The Person With The Most Oscar Wins For Acting Might Surprise You
It a rare enough feat to win more than one acting Oscar; there are only nine actors who have done so over the course of their careers, per Statistica. When it comes to nominations, Meryl Streep leads the pack by far with an astounding 21 nominations, starting in 1978 with a Best Supporting Actress nomination for “The Deer Hunter” right up until her Best Actress nomination in 2017 for “The Post.” However, she has “only” won three times; she has one Best Supporting Actress Academy Award for “Kramer vs. Kramer” and two Best Actress statuettes, for “Sophie’s Choice” and “The Iron Lady.”

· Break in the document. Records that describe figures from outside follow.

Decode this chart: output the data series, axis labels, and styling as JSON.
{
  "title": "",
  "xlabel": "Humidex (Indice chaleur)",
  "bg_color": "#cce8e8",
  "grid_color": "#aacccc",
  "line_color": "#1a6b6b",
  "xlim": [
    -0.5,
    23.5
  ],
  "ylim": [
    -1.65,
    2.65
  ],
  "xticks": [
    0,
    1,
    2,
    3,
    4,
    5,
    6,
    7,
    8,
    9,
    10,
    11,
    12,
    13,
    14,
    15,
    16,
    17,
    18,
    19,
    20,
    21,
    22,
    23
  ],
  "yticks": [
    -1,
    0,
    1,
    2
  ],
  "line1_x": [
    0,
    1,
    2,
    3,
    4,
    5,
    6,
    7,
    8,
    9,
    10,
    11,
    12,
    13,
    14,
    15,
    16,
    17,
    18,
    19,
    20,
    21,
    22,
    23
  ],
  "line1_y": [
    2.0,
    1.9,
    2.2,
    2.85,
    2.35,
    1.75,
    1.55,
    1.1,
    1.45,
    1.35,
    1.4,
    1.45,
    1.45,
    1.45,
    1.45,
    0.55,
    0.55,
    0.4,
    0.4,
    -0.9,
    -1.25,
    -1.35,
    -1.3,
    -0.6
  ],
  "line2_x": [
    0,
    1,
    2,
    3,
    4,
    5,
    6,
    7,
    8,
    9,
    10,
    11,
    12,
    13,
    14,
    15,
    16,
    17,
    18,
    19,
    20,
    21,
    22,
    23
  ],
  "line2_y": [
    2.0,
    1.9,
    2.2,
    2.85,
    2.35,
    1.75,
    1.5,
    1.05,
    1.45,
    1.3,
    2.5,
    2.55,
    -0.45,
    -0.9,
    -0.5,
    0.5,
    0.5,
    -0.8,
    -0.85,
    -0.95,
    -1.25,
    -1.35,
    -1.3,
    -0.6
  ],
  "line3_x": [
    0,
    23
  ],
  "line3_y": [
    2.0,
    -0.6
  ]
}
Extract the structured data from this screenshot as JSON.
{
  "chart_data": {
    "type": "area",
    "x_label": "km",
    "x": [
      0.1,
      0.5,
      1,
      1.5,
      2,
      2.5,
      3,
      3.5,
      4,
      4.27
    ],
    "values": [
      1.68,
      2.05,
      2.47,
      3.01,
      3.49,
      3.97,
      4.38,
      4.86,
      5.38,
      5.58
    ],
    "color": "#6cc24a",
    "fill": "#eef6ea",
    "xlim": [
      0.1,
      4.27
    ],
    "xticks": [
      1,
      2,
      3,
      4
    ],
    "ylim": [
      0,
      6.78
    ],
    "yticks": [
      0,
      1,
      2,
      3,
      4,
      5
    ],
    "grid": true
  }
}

Jack Nicholson and Katharine Hepburn are tied for the second most nominations, with 12 each. Nicholson is tied with Streep for second place, with three wins for acting. It is Katharine Hepburn who is the record holder for most wins for acting.
Not only did Hepburn win Best Actress the very first time she was nominated — in 1933, for her performance in “Morning Glory” — she also won Best Actress again for her performance in “Guess Who’s Coming to Dinner” in 1968, for “The Lion In Winter” in 1969, and for “On Golden Pond” in 1982, as reported by Insider.
Her first and last Best Actress wins were 48 years apart.
Katharine Hepburn was an award-winning and stereotype-breaking actor
Katharine Hepburn’s Oscar nominations and wins are notable for a few other reasons as well. Per Screen Rant, she is one of the oldest Academy Award winners of all time. She was 74 at the time of her win for “On Golden Pond,” making her then the oldest woman to ever receive the Best Actress Oscar. Today, she is in second place, as Jessica Tandy took the lead as the oldest woman to win a Best Actress Oscar statue, for her lead role in 1989’s “Driving Miss Daisy.”
As reported by the Financial Times, Hepburn was nominated for two Academy Awards in the 1930s, two in the 1940s, four in the 1950s, three in the 1960s, and one in the 1980s. She is also one of two actresses who won the Academy Award in a tie with someone else. In 1969, not only did she win for “The Lion In Winter,” but Barbra Streisand also won for “Funny Girl.” Streisand gave a memorable speech in a flashy bell-bottomed pantsuit at the award ceremony, which Hepburn did not attend.
Hepburn’s biographer Sheridan Morley (“Katharine Hepburn: A Celebration“) summed up her career this way for the BBC: “Hepburn, alone in her time, brought a mind and an intellect to her movies. She was the first woman on screen to suggest that she had actually thought long and hard about what she was to say next. It was with her that women on the screen came of age.”